Quick analysis of pin- and software-compatible alternative ADCs.

tl;dr: The AD7175 is an interesting option over the AD7172 for fast loops (faster than 50 Hz data rate). Let's stick with the ad7172 for now.

• 2,5,6,7 are all pin-compatible and register compatible. This is stressend by the common ADI noOS driver.
• AD7175 is very similar to the 2, (almost) same base rms noise, but higher base sample rate (250 kS/s vs 31 kS/s, factor 8).
• AD7175 has 8 times higher clock/modulator frequency and about 8 times the current consumption.
• AD7176 is the AD7175 without buffers
• AD7177 has 32 bits but the same in-band noise as the AD7175. It's useful if the data rate is under 400 Hz compared to the 5.
• The 5's higher base sample rate (before the filters) at the same base quantization noise directly leads to less voltage noise (about sqrt(8)) at the same output sample rate.
• Once the filtered voltage noise drops below the filtered (24 bit) quantization, the later dominates. That's at 400 Hz and 60 Hz for the 5 and 2 respectively.
• Tempco is dominated by the 5ppm/K reference resistors. There are 2ppm/K resistors available from the same series. Going to <1 ppm/K reference resistors (through hole) and six wire measurement (remote excitation) or a <0.5 ppm/K current source and four wire measurement would start to make the ADC the dominant part. Both alternative setups are possible with the current design.
• The ADCs have 0.2 (AD7172) and 0.4 ppm/K (AD7175) typ. But looking at the actual distribution of those drifts they are indistinguishable to me. Unclear what the measurement accuracy is and the device drift might even be indistinguishable from zero.
• 10k||(5k+5k) Johnson noise in 500 Hz is 0.2 µV. 24 bit quantization is 0.17 µV rms. The two reference resistors additionally contribute 0.06 µV/V current noise (in one decade bandwidth, 1/f) each. We run them at 1.25 V.
• NTCs also have current noise. Maybe even 1 µV/V (20 µK) in 0.01-1 Hz depending on the design (Ryger et al. Rev. Sci. Instrum. 88, 024707 (2017). We run at 2.5 V.
• Thermocouple effects between nominally same materials (Cu-Cu) are 0.1-0.5 µV/C. Can be much worse on oxidized connections.
• 50 Hz should be the sweet spot for the AD7172 (maxes out 24 bit and 50 Hz notch with minimal latency), 400 Hz for the AD7175
• The current design has a 160 Hz RC filter (220n, 10k||(5k+5k)) before the ADC limiting the bandwidth, noise, aliasing (1 MHz modulator), rf pickup, but also contribute latency.
• A 6 by 1.38 mil Cu trace has 0.035 Ohm/cm and 4e-3/K tempco. Compared to the 5k <5 ppm/K reference resistor, the trace resistance should be less than 2 Ohm to not contribute.
• Thermal gradients between effective temperature of interest and sensor are typically larger than 1 mK (50 µV, 10 µHz-0.1 Hz, after settling, with a decently designed multi-layer actively shielded commercial ULE cavity).
• For faster loops with closely coupled TECs, thermal mass, and sensors, or other types of sensors and measurements, the lower noise of the AD7175 is superior.

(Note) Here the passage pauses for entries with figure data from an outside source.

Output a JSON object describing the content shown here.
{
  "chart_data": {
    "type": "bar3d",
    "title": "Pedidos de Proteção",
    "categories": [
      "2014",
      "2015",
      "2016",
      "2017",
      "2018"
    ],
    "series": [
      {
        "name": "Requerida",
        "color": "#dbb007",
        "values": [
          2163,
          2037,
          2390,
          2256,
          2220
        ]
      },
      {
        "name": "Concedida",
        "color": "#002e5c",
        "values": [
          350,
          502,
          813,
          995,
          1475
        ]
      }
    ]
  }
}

Current Thermostat noise is 0.5 µV 2.5 LSB at 3.3 V ref and 27 S/s (0.45 µV datasheet), 5 µV/K (100 ppm) tempco.

[gkasprow]

For me is fine, it would be good to use it in both Thermostat designs.

[jordens]

Agreed. These were just my notes what would need to be done to get to faster and even more accurate/stable/low-noise control loops.